Although recyclers in other parts of the world have complained about a lack of clear communication from Chinese authorities about Green Fence, China Scrap Plastics Association (CSPA) President Dr. Du Huanzheng told RePlas attendees he was pleased with the lines of communication that have been established between the government and plastics recyclers.
“Just before Green Fence, AQSIQ (Administration of Quality Supervision, Inspection and Quarantine) had contacted our association and identified which are the illegal procedures,” said Du.
Subsequently, he said, government agencies “have been extensively hearing from us [and] working with us on implementation. We are very happy to see such communication.” Du added that AQSIQ had conducted seven workshops on Green Fence since August in cooperation with CSPA that attracted 60 recycling companies. “Our government highly requests our reports from the field,” he added.
CSPA Executive President Dr. Steve Wong, also president of Hong Kong-based Fukutomi Co. Ltd., said the association will work on lengthening that line of communication to other parts of the world. “We want to establish a long-term idea and communication chain with foreign and international counterparts,” he commented.
A speaker referred to as Ms. Li of China’s Ministry of Environmental Protection said Green Fence remains necessary to prevent “secondary pollution” and to “counter foreign waste smuggling.”
Li stated that companies caught using an AQSIQ license to import mixed wastes or using one that does not belong to them not only face cancellation of their licenses but they “will face criminal charges.”

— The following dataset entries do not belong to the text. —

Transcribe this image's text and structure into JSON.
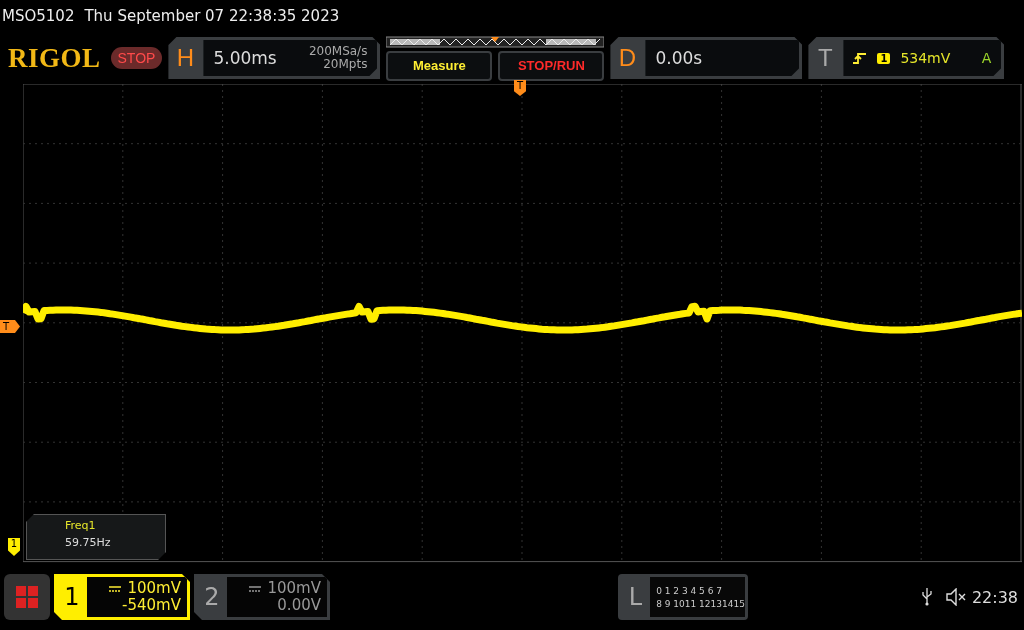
{
  "title_bar": {
    "model": "MSO5102",
    "datetime": "Thu September 07 22:38:35 2023"
  },
  "toolbar": {
    "logo": "RIGOL",
    "run_state": "STOP",
    "horizontal": {
      "label": "H",
      "timebase": "5.00ms",
      "sample_rate": "200MSa/s",
      "memory_depth": "20Mpts"
    },
    "buttons": [
      "Measure",
      "STOP/RUN"
    ],
    "delay": {
      "label": "D",
      "value": "0.00s"
    },
    "trigger": {
      "label": "T",
      "source": "1",
      "level": "534mV",
      "mode": "A"
    }
  },
  "screen": {
    "trigger_position_marker": "T",
    "trigger_level_marker": "T",
    "channel_marker": "1",
    "measurement": {
      "name": "Freq1",
      "value": "59.75Hz"
    }
  },
  "channels": [
    {
      "number": "1",
      "scale": "100mV",
      "offset": "-540mV",
      "selected": true
    },
    {
      "number": "2",
      "scale": "100mV",
      "offset": "0.00V",
      "selected": false
    }
  ],
  "logic": {
    "label": "L",
    "rows": [
      "0 1 2 3  4 5 6 7",
      "8 9 1011 12131415"
    ]
  },
  "status": {
    "time": "22:38"
  }
}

China’s government has been paying particular attention to irregularities in plastic scrap imports, she said, because plastic scrap has chemical regulatory tie-ins with environmental and human health implications.
Surendra Borad, chairman of Gemini Corp., Antwerp, Belgium, who also chairs the Plastics Division of the Bureau of International Recycling (BIR), Brussels, offered his viewpoint as a plastic scrap exporter.
“Recycled plastic traders may perceive Green Fence as a hindrance in the immediate future, but it will serve the interests of the trading community in the long run,” he commented. “Green Fence is in the best interest of the users of reprocessed plastics and for the environment,” added Borad, stating that it also will “benefit the Chinese recycling industry in the long run.”
RePlas 2013 Autumn was Nov. 6-8 at New World Century Grand Hotel in Hangzhou, China.